The month of August has recorded a monsoon deficiency of 22%, highest in the season so far, IMD said.
According to the Met department, the quantum of average monsoon rainfall across the country during June 1-August 31 has been 632 millimetres, which is 11% less than the LPA of 714 mm.
While June rainfall constitutes 18% of the total rainfall received during monsoon (June-September) period, the showers during July (33%) and August (29%) is critical for taking up kharif sowing activities.
However, a senior agricultural scientist said that the spread of rain in September would be crucial for kharif output.
Trilochan Mohapatra, director, Indian Agricultural Research Institute, said that September rain would be crucial for the kharif crop, especially for paddy. “The kharif output this year would be definitely less than what we achieved in 2013-14,” Mohapatra told FE.
In 2014-15, the kharif food grain production was estimated to have fallen to 126.31 million tonne, from 128.69 MT in 2013-14 due to deficiency in the rainfall.
Due to delay in monsoon in some of the key growing areas, transplanting of rice is still going on in some states like Bihar and Odisha and it is going to continue till the end of September, he said.
However, on the impact of pulses and oilseeds, Mohapatra said these crops do not require much water, but they would suffer from extreme weather conditions.
India Meteorological Department earlier this month had retained its June monsoon forecast about rainfall measuring 88% of LPA during April-September period.

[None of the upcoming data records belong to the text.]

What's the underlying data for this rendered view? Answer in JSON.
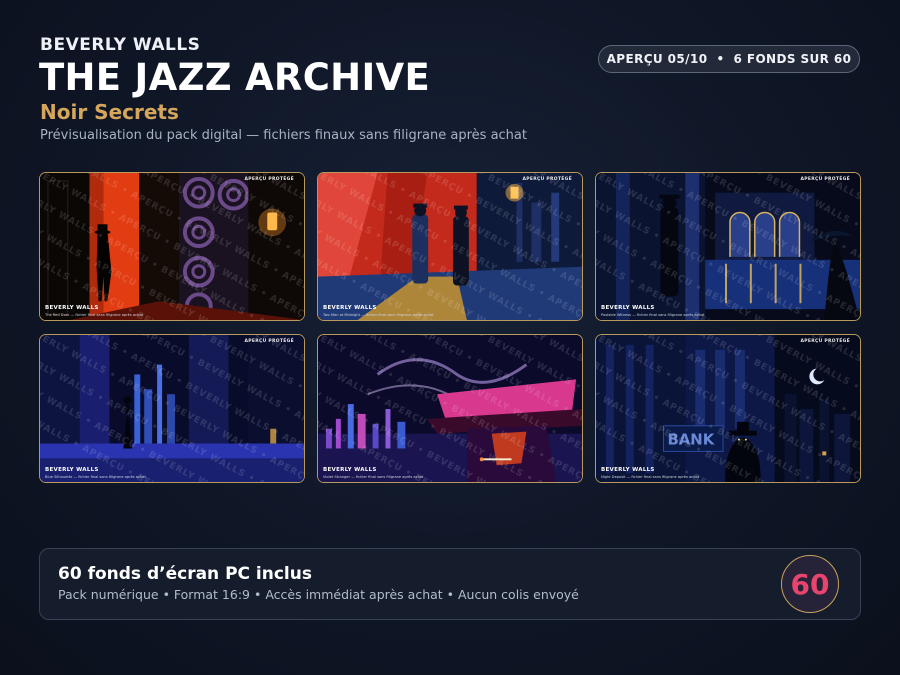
{
  "header": {
    "brand": "BEVERLY WALLS",
    "title": "THE JAZZ ARCHIVE",
    "subtitle": "Noir Secrets",
    "description": "Prévisualisation du pack digital — fichiers finaux sans filigrane après achat"
  },
  "badge": {
    "preview": "APERÇU 05/10",
    "separator": "•",
    "count": "6 FONDS SUR 60"
  },
  "watermark_text": "BEVERLY WALLS • APERÇU • BEVERLY WALLS • APERÇU • BEVERLY WALLS • APERÇU",
  "cards": [
    {
      "tag": "APERÇU PROTÉGÉ",
      "brand": "BEVERLY WALLS",
      "caption": "The Red Door — fichier final sans filigrane après achat"
    },
    {
      "tag": "APERÇU PROTÉGÉ",
      "brand": "BEVERLY WALLS",
      "caption": "Two Men at Midnight — fichier final sans filigrane après achat"
    },
    {
      "tag": "APERÇU PROTÉGÉ",
      "brand": "BEVERLY WALLS",
      "caption": "Poolside Witness — fichier final sans filigrane après achat"
    },
    {
      "tag": "APERÇU PROTÉGÉ",
      "brand": "BEVERLY WALLS",
      "caption": "Blue Silhouette — fichier final sans filigrane après achat"
    },
    {
      "tag": "APERÇU PROTÉGÉ",
      "brand": "BEVERLY WALLS",
      "caption": "Violet Stranger — fichier final sans filigrane après achat"
    },
    {
      "tag": "APERÇU PROTÉGÉ",
      "brand": "BEVERLY WALLS",
      "caption": "Night Deposit — fichier final sans filigrane après achat"
    }
  ],
  "bank_sign": "BANK",
  "footer": {
    "title": "60 fonds d’écran PC inclus",
    "subtitle": "Pack numérique • Format 16:9 • Accès immédiat après achat • Aucun colis envoyé",
    "count": "60"
  },
  "colors": {
    "accent_gold": "#d6a65a",
    "count_pink": "#e8456e",
    "background": "#0f1626"
  }
}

LPA is calculated on the basis of annual rainfall recorded between 1951-2000 (89 cm).
Last year also the cumulative rainfall during the entire monsoon season was 88% of LPA, which pulled down the country’s food grains production by 5% to 251 MT in 2014- 15 from 265 MT in the previous year.
The monsoon this year entered the Kerala coast on June 5, then picked up pace and covered the entire country ahead of its usual schedule. In June, the country received 16% more rains than normal benchmark.
According to agriculture ministry data, the kharif sowing was done in 967.8 lakh hectare till Friday last week which is only 1% higher than a year before. While summer sowing is nearing its end, the withdrawal of monsoon rains this year may be delayed from the ideal date of September 1.